As novas construções foram projetadas pelo arquiteto Shin Ohori, do escritório GENERAL DESIGN, responsável também pelos edifícios originais do complexo. Essa continuidade preserva a linguagem arquitetônica já existente e cria uma integração visual entre as residências, os jardins e o litoral.
A expansão do NOT A HOTEL AOSHIMA
Aoshima é uma pequena área costeira da cidade de Miyazaki, conhecida pelo clima subtropical, pelas praias e pela cultura ligada ao surfe. É nesse cenário que o NOT A HOTEL AOSHIMA desenvolve uma proposta de hospitalidade que procura aproximar o cotidiano residencial da experiência de um resort.
A expansão vai além da construção de novos quartos. O projeto inclui áreas verdes, espaços esportivos, gastronomia e zonas de convivência que ajudam a transformar o empreendimento em um destino mais completo.
Entre as novidades está uma pista de skate, criada como parte da programação esportiva e cultural do complexo. O local também ganhou um parque com gramados, árvores tropicais, bancos integrados a jardineiras e áreas protegidas por coberturas leves.
Essa organização reforça uma transformação observada na hotelaria contemporânea. Empreendimentos de alto padrão estão deixando de concentrar a experiência somente dentro dos quartos para criar ambientes nos quais hospedagem, arquitetura, gastronomia e lazer se misturam.
No caso de Aoshima, a localização é o elemento que conecta todos esses espaços. O oceano aparece como parte constante da arquitetura, seja nas piscinas, nos terraços, nas áreas externas ou nas grandes aberturas voltadas para o horizonte.
CHILL 2.0 amplia a relação com o oceano
A CHILL 2.0 é uma residência do tipo maisonette distribuída em três níveis. Projetada para receber até seis hóspedes, possui dois quartos voltados para o mar e acesso direto a um terraço compartilhado.
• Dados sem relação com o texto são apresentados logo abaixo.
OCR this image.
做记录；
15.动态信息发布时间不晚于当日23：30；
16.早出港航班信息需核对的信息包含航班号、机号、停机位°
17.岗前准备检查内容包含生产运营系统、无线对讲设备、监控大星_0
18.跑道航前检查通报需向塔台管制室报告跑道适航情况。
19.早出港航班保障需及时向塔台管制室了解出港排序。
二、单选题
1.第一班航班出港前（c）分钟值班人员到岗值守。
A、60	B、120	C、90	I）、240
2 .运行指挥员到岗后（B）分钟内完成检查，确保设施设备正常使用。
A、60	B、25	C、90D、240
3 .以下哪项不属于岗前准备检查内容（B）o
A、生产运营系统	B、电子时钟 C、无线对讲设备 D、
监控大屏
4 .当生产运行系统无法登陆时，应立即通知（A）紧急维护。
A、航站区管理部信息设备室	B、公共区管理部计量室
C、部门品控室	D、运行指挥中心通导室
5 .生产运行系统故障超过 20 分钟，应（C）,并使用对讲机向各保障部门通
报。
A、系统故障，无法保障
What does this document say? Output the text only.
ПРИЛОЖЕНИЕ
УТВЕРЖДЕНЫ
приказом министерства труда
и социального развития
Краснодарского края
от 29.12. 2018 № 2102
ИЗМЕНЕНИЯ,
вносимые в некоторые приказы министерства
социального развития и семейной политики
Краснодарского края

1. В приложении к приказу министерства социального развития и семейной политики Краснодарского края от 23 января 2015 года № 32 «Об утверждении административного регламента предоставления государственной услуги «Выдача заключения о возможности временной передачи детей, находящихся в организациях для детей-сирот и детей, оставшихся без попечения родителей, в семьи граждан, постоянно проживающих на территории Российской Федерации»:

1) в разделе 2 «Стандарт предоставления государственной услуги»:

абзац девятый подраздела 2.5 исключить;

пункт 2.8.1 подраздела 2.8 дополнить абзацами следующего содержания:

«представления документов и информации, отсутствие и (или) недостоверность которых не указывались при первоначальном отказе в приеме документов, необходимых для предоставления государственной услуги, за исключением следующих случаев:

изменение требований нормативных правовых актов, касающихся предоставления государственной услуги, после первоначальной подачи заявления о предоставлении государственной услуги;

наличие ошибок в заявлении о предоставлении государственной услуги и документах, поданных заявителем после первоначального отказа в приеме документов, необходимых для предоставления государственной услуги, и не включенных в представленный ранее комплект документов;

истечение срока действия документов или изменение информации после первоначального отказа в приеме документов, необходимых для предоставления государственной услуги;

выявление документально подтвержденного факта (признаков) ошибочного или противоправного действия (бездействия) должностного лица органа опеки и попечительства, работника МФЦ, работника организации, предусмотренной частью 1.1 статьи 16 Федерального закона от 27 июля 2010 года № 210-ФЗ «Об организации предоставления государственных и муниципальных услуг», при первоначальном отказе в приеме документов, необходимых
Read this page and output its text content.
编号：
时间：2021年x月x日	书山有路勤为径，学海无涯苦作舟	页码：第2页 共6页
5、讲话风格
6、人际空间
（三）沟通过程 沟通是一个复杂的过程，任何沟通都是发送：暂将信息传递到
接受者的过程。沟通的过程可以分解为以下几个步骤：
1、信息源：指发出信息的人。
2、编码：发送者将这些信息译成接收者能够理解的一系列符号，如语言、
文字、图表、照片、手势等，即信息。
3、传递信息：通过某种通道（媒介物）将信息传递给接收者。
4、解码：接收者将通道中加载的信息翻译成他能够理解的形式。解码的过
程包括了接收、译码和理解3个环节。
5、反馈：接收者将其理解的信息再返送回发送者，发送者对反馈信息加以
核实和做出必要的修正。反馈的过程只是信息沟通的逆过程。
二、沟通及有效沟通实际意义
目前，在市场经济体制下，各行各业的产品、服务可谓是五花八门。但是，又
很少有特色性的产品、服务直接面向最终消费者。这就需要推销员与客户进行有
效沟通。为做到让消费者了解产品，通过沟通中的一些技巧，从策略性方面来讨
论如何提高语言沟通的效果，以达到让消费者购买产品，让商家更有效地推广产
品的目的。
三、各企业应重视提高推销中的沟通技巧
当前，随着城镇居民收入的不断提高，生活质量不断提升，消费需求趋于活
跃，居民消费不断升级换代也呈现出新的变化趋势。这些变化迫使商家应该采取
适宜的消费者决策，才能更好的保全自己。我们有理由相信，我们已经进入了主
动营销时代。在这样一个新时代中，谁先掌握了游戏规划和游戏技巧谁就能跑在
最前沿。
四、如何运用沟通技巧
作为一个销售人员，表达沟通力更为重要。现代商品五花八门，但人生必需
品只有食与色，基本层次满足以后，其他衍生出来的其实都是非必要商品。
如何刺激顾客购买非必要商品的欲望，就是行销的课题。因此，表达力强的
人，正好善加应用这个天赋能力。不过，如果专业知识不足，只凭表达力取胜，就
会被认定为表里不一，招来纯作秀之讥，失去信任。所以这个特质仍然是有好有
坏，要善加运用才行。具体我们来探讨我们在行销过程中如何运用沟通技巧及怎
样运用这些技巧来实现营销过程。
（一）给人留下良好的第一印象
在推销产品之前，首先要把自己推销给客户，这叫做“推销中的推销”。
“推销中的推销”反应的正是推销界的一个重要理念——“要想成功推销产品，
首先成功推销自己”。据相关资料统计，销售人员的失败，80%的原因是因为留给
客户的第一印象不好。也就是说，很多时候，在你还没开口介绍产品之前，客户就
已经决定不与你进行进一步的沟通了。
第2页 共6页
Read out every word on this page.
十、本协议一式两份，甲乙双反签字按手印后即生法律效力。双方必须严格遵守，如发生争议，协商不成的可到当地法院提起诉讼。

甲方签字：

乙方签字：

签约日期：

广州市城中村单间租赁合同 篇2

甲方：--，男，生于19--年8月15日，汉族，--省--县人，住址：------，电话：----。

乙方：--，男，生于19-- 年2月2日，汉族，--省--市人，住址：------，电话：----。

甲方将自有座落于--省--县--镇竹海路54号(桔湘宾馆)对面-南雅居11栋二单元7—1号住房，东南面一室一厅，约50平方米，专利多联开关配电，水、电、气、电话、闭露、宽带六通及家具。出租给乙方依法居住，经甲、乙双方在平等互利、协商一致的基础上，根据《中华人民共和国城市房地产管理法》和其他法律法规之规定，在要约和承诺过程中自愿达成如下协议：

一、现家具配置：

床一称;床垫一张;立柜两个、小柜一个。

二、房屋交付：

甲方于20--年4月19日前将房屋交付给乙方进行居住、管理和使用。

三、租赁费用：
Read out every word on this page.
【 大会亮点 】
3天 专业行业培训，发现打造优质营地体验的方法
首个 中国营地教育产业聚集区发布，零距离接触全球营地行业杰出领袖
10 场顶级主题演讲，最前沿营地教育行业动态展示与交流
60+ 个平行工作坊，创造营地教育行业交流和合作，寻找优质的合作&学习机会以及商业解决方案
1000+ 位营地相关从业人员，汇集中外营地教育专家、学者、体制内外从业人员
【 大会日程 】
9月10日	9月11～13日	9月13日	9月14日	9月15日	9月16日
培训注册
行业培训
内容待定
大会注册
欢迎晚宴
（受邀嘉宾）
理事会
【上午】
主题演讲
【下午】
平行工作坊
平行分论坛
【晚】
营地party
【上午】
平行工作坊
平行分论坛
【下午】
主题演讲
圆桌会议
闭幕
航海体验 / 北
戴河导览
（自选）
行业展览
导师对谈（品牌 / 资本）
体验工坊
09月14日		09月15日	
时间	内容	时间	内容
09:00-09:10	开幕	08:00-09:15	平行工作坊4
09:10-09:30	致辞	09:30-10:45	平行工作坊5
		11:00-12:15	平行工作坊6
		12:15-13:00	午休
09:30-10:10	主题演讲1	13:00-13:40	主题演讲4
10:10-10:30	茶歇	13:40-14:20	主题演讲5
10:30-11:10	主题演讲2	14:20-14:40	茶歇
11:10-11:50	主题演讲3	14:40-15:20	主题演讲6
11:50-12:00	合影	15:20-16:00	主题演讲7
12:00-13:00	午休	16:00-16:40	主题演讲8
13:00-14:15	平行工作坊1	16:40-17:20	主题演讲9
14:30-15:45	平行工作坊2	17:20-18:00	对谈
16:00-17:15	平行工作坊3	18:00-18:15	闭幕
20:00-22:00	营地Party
A área interna e o terraço somam aproximadamente 470 metros quadrados. A configuração aproveita o desnível da construção para preservar a vista do oceano em diferentes partes da residência.
O principal destaque externo é uma piscina de borda infinita com 21 metros de comprimento. Posicionada diante do Pacífico, ela foi projetada para criar uma continuidade visual com a linha do horizonte.
Ao lado da piscina, um lounge externo rebaixado reúne sofá, lareira e área para contemplação. A organização dos espaços cria uma sequência entre água, descanso e paisagem, sem dividir rigidamente cada ambiente.

Sauna, banho e piscina de imersão
O projeto também incorpora uma estrutura de bem-estar formada por banheira, sauna e piscina de imersão fria.
A disposição desses elementos segue a lógica dos circuitos termais, nos quais diferentes temperaturas são usadas em sequência. No entanto, a experiência é integrada ao espaço residencial, sem a aparência de uma área de spa convencional.
A madeira, as superfícies minerais e os tons neutros mantêm o protagonismo da paisagem. Em vez de competir com o litoral, o interior funciona como uma moldura para o oceano e para a vegetação.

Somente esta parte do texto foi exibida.